The law on the management of public documents describes administrative documents such as those concerning government decisions as the "people's common intellectual property" that underpins a healthy democracy. Officials are required to store and manage such documents so that the government's decision-making processes can be publicly reviewed in the future. The people's right to know and thus keep the government in check would be undermined if these documents were destroyed or altered at the will of the bureaucracy or the administration in power.

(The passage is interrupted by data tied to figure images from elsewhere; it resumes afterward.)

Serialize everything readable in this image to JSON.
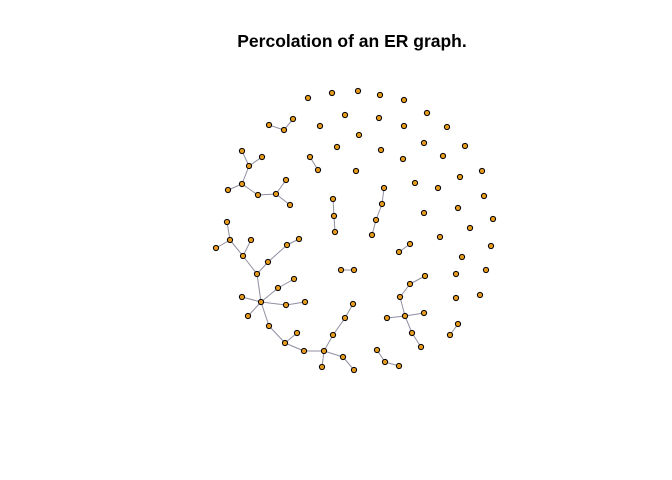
{
  "title": "Percolation of an ER graph.",
  "colors": {
    "background": "#ffffff",
    "vertex_fill": "#e69a1c",
    "vertex_border": "#000000",
    "edge": "#8f8fa3",
    "title": "#000000"
  },
  "graph": {
    "type": "Erdos-Renyi random graph (percolation)",
    "vertex_count": 129,
    "edge_count": 72,
    "components": [
      {
        "id": "giant",
        "vertices": 29
      },
      {
        "id": "right-tree",
        "vertices": 8
      },
      {
        "id": "upper-left-tree",
        "vertices": 10
      },
      {
        "id": "center-chain",
        "vertices": 4
      },
      {
        "id": "small-trees",
        "count": 3,
        "vertices_each": 3
      },
      {
        "id": "pairs",
        "count": 8,
        "vertices_each": 2
      },
      {
        "id": "isolated",
        "vertices": 53
      }
    ]
  }
}
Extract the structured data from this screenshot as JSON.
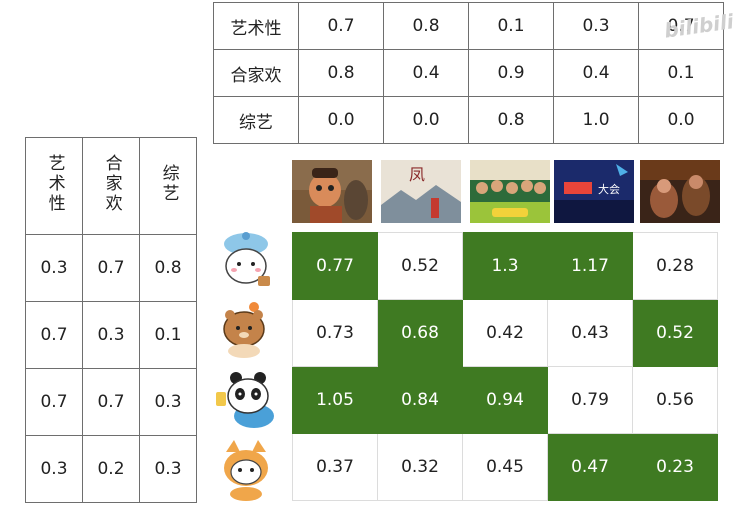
{
  "movie_features": {
    "rows": [
      {
        "label": "艺术性",
        "values": [
          "0.7",
          "0.8",
          "0.1",
          "0.3",
          "0.7"
        ]
      },
      {
        "label": "合家欢",
        "values": [
          "0.8",
          "0.4",
          "0.9",
          "0.4",
          "0.1"
        ]
      },
      {
        "label": "综艺",
        "values": [
          "0.0",
          "0.0",
          "0.8",
          "1.0",
          "0.0"
        ]
      }
    ]
  },
  "user_prefs": {
    "headers": [
      "艺术性",
      "合家欢",
      "综艺"
    ],
    "rows": [
      [
        "0.3",
        "0.7",
        "0.8"
      ],
      [
        "0.7",
        "0.3",
        "0.1"
      ],
      [
        "0.7",
        "0.7",
        "0.3"
      ],
      [
        "0.3",
        "0.2",
        "0.3"
      ]
    ]
  },
  "scores": {
    "rows": [
      [
        "0.77",
        "0.52",
        "1.3",
        "1.17",
        "0.28"
      ],
      [
        "0.73",
        "0.68",
        "0.42",
        "0.43",
        "0.52"
      ],
      [
        "1.05",
        "0.84",
        "0.94",
        "0.79",
        "0.56"
      ],
      [
        "0.37",
        "0.32",
        "0.45",
        "0.47",
        "0.23"
      ]
    ],
    "highlight": [
      [
        true,
        false,
        true,
        true,
        false
      ],
      [
        false,
        true,
        false,
        false,
        true
      ],
      [
        true,
        true,
        true,
        false,
        false
      ],
      [
        false,
        false,
        false,
        true,
        true
      ]
    ],
    "highlight_color": "#3f7a22"
  },
  "posters": [
    {
      "icon": "animated-character-poster",
      "text": ""
    },
    {
      "icon": "landscape-film-poster",
      "text": "凤"
    },
    {
      "icon": "variety-show-group-poster",
      "text": ""
    },
    {
      "icon": "variety-show-stage-poster",
      "text": "大会"
    },
    {
      "icon": "drama-film-poster",
      "text": ""
    }
  ],
  "avatars": [
    {
      "icon": "bear-with-blue-hat-icon"
    },
    {
      "icon": "brown-bear-with-flower-icon"
    },
    {
      "icon": "panda-with-drink-icon"
    },
    {
      "icon": "bear-in-cat-costume-icon"
    }
  ],
  "watermark": "bilibili"
}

The revelation that the Finance Ministry altered documents related to the 2016 sale of a government-owned tract of land to an Osaka-based school operator, Moritomo Gakuen, when it submitted them to the Diet last year represents a serious breach of public trust in the system. Prime Minister Shinzo Abe has acknowledged that the situation could threaten public trust in the entire government administration. He offered an apology to the public, saying he is keenly aware of his responsibility as head of the government. He needs to follow through on his pledge to get to the bottom of the problem to expose why such an act — which many had said was unthinkable — had taken place, and build a mechanism to make sure such acts would never again take place.

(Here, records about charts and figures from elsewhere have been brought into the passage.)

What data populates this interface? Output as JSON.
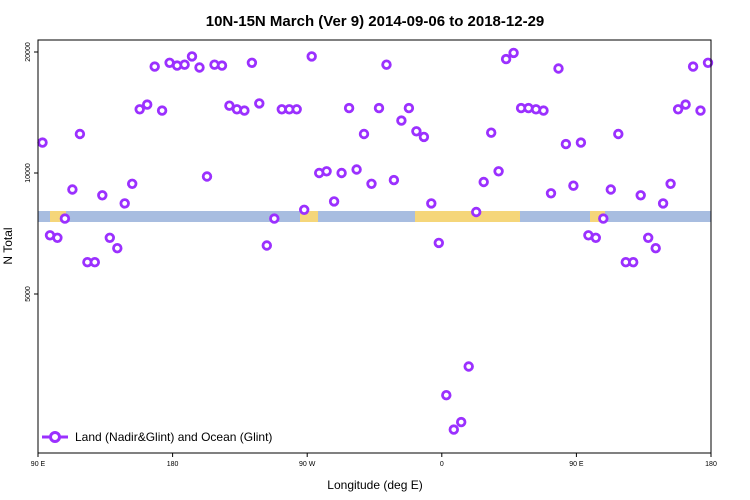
{
  "chart_data": {
    "type": "scatter",
    "title": "10N-15N March (Ver 9)   2014-09-06 to 2018-12-29",
    "xlabel": "Longitude (deg E)",
    "ylabel": "N Total",
    "x_ticks": [
      {
        "value": 0,
        "label": "90 E"
      },
      {
        "value": 90,
        "label": "180"
      },
      {
        "value": 180,
        "label": "90 W"
      },
      {
        "value": 270,
        "label": "0"
      },
      {
        "value": 360,
        "label": "90 E"
      },
      {
        "value": 450,
        "label": "180"
      }
    ],
    "y_ticks": [
      5000,
      10000,
      20000
    ],
    "xlim": [
      0,
      450
    ],
    "y_axis_mapping": {
      "note": "y axis is nonlinear (printed ticks 5000, 10000, 20000 equally spaced)"
    },
    "ylim_log": true,
    "legend_position": "bottom-left",
    "marker_color": "#9b30ff",
    "series": [
      {
        "name": "Land (Nadir&Glint) and Ocean (Glint)",
        "x": [
          3,
          8,
          13,
          18,
          23,
          28,
          33,
          38,
          43,
          48,
          53,
          58,
          63,
          68,
          73,
          78,
          83,
          88,
          93,
          98,
          103,
          108,
          113,
          118,
          123,
          128,
          133,
          138,
          143,
          148,
          153,
          158,
          163,
          168,
          173,
          178,
          183,
          188,
          193,
          198,
          203,
          208,
          213,
          218,
          223,
          228,
          233,
          238,
          243,
          248,
          253,
          258,
          263,
          268,
          273,
          278,
          283,
          288,
          293,
          298,
          303,
          308,
          313,
          318,
          323,
          328,
          333,
          338,
          343,
          348,
          353,
          358,
          363,
          368,
          373,
          378,
          383,
          388,
          393,
          398,
          403,
          408,
          413,
          418,
          423,
          428,
          433,
          438,
          443,
          448
        ],
        "y": [
          11900,
          7000,
          6900,
          7700,
          9100,
          12500,
          6000,
          6000,
          8800,
          6900,
          6500,
          8400,
          9400,
          14400,
          14800,
          18400,
          14300,
          18800,
          18500,
          18600,
          19500,
          18300,
          9800,
          18600,
          18500,
          14700,
          14400,
          14300,
          18800,
          14900,
          6600,
          7700,
          14400,
          14400,
          14400,
          8100,
          19500,
          10000,
          10100,
          8500,
          10000,
          14500,
          10200,
          12500,
          9400,
          14500,
          18600,
          9600,
          13500,
          14500,
          12700,
          12300,
          8400,
          6700,
          2800,
          2300,
          2400,
          3300,
          8000,
          9500,
          12600,
          10100,
          19200,
          19900,
          14500,
          14500,
          14400,
          14300,
          8900,
          18200,
          11800,
          9300,
          11900,
          7000,
          6900,
          7700,
          9100,
          12500,
          6000,
          6000,
          8800,
          6900,
          6500,
          8400,
          9400,
          14400,
          14800,
          18400,
          14300,
          18800
        ]
      }
    ]
  }
}
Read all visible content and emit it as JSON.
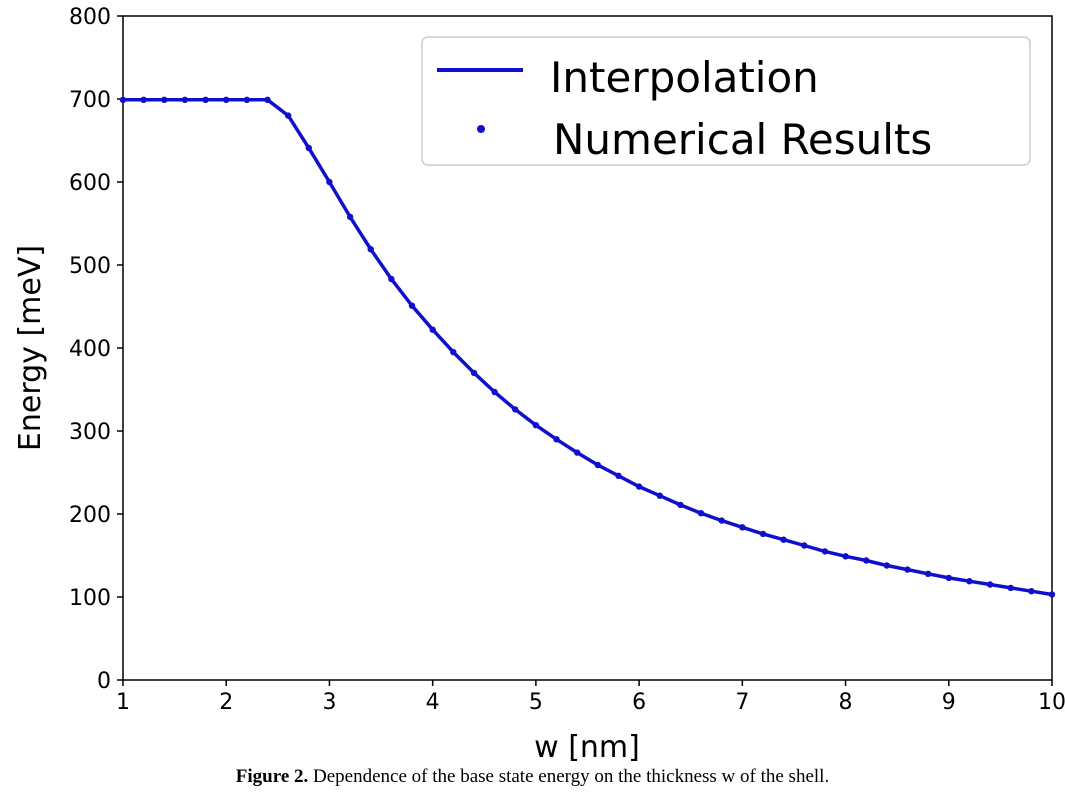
{
  "chart_data": {
    "type": "line",
    "title": "",
    "xlabel": "w [nm]",
    "ylabel": "Energy [meV]",
    "xlim": [
      1,
      10
    ],
    "ylim": [
      0,
      800
    ],
    "xticks": [
      1,
      2,
      3,
      4,
      5,
      6,
      7,
      8,
      9,
      10
    ],
    "yticks": [
      0,
      100,
      200,
      300,
      400,
      500,
      600,
      700,
      800
    ],
    "legend_position": "top-right",
    "grid": false,
    "color": "#1010cc",
    "series": [
      {
        "name": "Interpolation",
        "kind": "line",
        "x": [
          1.0,
          1.2,
          1.4,
          1.6,
          1.8,
          2.0,
          2.2,
          2.4,
          2.6,
          2.8,
          3.0,
          3.2,
          3.4,
          3.6,
          3.8,
          4.0,
          4.2,
          4.4,
          4.6,
          4.8,
          5.0,
          5.2,
          5.4,
          5.6,
          5.8,
          6.0,
          6.2,
          6.4,
          6.6,
          6.8,
          7.0,
          7.2,
          7.4,
          7.6,
          7.8,
          8.0,
          8.2,
          8.4,
          8.6,
          8.8,
          9.0,
          9.2,
          9.4,
          9.6,
          9.8,
          10.0
        ],
        "y": [
          699,
          699,
          699,
          699,
          699,
          699,
          699,
          699,
          680,
          641,
          600,
          558,
          519,
          483,
          451,
          422,
          395,
          370,
          347,
          326,
          307,
          290,
          274,
          259,
          246,
          233,
          222,
          211,
          201,
          192,
          184,
          176,
          169,
          162,
          155,
          149,
          144,
          138,
          133,
          128,
          123,
          119,
          115,
          111,
          107,
          103
        ]
      },
      {
        "name": "Numerical Results",
        "kind": "scatter",
        "x": [
          1.0,
          1.2,
          1.4,
          1.6,
          1.8,
          2.0,
          2.2,
          2.4,
          2.6,
          2.8,
          3.0,
          3.2,
          3.4,
          3.6,
          3.8,
          4.0,
          4.2,
          4.4,
          4.6,
          4.8,
          5.0,
          5.2,
          5.4,
          5.6,
          5.8,
          6.0,
          6.2,
          6.4,
          6.6,
          6.8,
          7.0,
          7.2,
          7.4,
          7.6,
          7.8,
          8.0,
          8.2,
          8.4,
          8.6,
          8.8,
          9.0,
          9.2,
          9.4,
          9.6,
          9.8,
          10.0
        ],
        "y": [
          699,
          699,
          699,
          699,
          699,
          699,
          699,
          699,
          680,
          641,
          600,
          558,
          519,
          483,
          451,
          422,
          395,
          370,
          347,
          326,
          307,
          290,
          274,
          259,
          246,
          233,
          222,
          211,
          201,
          192,
          184,
          176,
          169,
          162,
          155,
          149,
          144,
          138,
          133,
          128,
          123,
          119,
          115,
          111,
          107,
          103
        ]
      }
    ]
  },
  "caption": {
    "label": "Figure 2.",
    "text": " Dependence of the base state energy on the thickness w of the shell."
  }
}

The documents in question relate to the Finance Ministry contract to sell a 8,870-sq.-meter plot of state-owned land in Osaka Prefecture to the school operator at a steep discount for construction of a new elementary school. Since the plot was sold in June 2016 for a mere ¥134 million, a discount of as much as ¥800 million from its appraisal value, favoritism was suspected in the unusual discount. But when the issue was taken up in the Diet early last year, officials insisted that the deal was legitimate — saying the discount had been made to cover the cost of disposing of underground waste found on the site — and denied any political influence or prior negotiations with the school operator over the price.